CRKL amplification synergizes with mechanical stress to dually activate YAP pathways, driving plantar melanoma progression.

Acral melanoma (AM) is a particularly aggressive subtype of melanoma, predominantly affecting non-Caucasian populations and frequently arising in weight-bearing areas like the sole. A significant challenge in treating AM is the current lack of effective targeted therapeutic drugs, leading to poor patient outcomes. V-crk avian sarcoma virus CT10 oncogene homolog-like (CRKL), an adaptor protein, is known to contribute to various cancers, but its specific role in the unique development and progression of plantar AM has remained largely unexplored, representing a critical knowledge gap.

Researchers conducted comprehensive analyses combining clinical data and bioinformatic approaches to assess CRKL expression in acral melanoma. Subsequent mechanistic studies investigated the interaction between CRKL and Yes-associated protein (YAP), a key oncogenic transcription factor. The team used various in vitro assays to determine how CRKL influences YAP's ubiquitination and proteasomal degradation. Additionally, they examined CRKL's impact on autophagy, another pathway involved in protein degradation, and explored the effect of mechanical loading on YAP signaling.

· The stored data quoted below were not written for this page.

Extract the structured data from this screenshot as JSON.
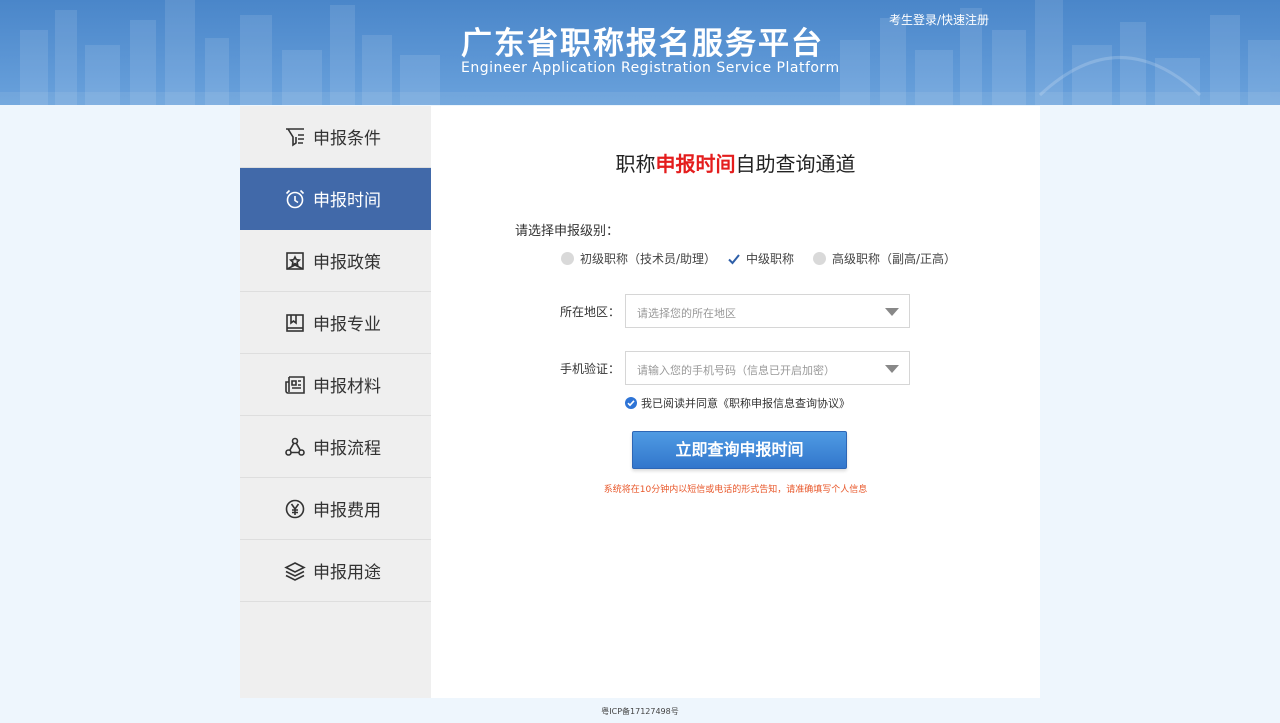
{
  "header": {
    "title": "广东省职称报名服务平台",
    "subtitle": "Engineer Application Registration Service Platform",
    "login_link": "考生登录/快速注册"
  },
  "sidebar": {
    "items": [
      {
        "label": "申报条件",
        "icon": "filter-list-icon",
        "active": false
      },
      {
        "label": "申报时间",
        "icon": "alarm-clock-icon",
        "active": true
      },
      {
        "label": "申报政策",
        "icon": "document-star-icon",
        "active": false
      },
      {
        "label": "申报专业",
        "icon": "bookmark-book-icon",
        "active": false
      },
      {
        "label": "申报材料",
        "icon": "newspaper-icon",
        "active": false
      },
      {
        "label": "申报流程",
        "icon": "workflow-nodes-icon",
        "active": false
      },
      {
        "label": "申报费用",
        "icon": "yen-coin-icon",
        "active": false
      },
      {
        "label": "申报用途",
        "icon": "layers-icon",
        "active": false
      }
    ]
  },
  "main": {
    "title_prefix": "职称",
    "title_highlight": "申报时间",
    "title_suffix": "自助查询通道",
    "level_label": "请选择申报级别：",
    "levels": [
      {
        "label": "初级职称（技术员/助理）",
        "selected": false
      },
      {
        "label": "中级职称",
        "selected": true
      },
      {
        "label": "高级职称（副高/正高）",
        "selected": false
      }
    ],
    "region": {
      "label": "所在地区：",
      "placeholder": "请选择您的所在地区"
    },
    "phone": {
      "label": "手机验证：",
      "placeholder": "请输入您的手机号码（信息已开启加密）"
    },
    "agreement": "我已阅读并同意《职称申报信息查询协议》",
    "submit_label": "立即查询申报时间",
    "notice": "系统将在10分钟内以短信或电话的形式告知，请准确填写个人信息"
  },
  "footer": {
    "icp": "粤ICP备17127498号"
  },
  "colors": {
    "header_blue": "#4a86c9",
    "active_nav": "#4169a9",
    "highlight_red": "#e41d1d",
    "notice_orange": "#e8572a",
    "button_blue": "#3276cc"
  }
}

Clinical data and bioinformatic analyses consistently revealed that CRKL is highly expressed in acral melanoma and is closely associated with elevated YAP activity. Mechanistic investigations further elucidated the molecular basis of this association. They found that CRKL directly interacts with YAP, leading to a significant suppression of YAP's ubiquitination. This suppression effectively prevents YAP from undergoing proteasomal degradation, thereby increasing its stability and activity within cells. Furthermore, the study demonstrated that CRKL actively inhibits autophagy, a cellular process that would otherwise contribute to YAP protein degradation, providing an additional mechanism for YAP stabilization. > Notably, mechanical loading, mimicking the weight-bearing activity characteristic of plantar sites, was found to independently activate the YAP signaling pathway. This indicates a powerful synergy where CRKL and mechanical stress combine to enhance YAP pathway activation, ultimately driving both the initiation and progression of plantar melanoma.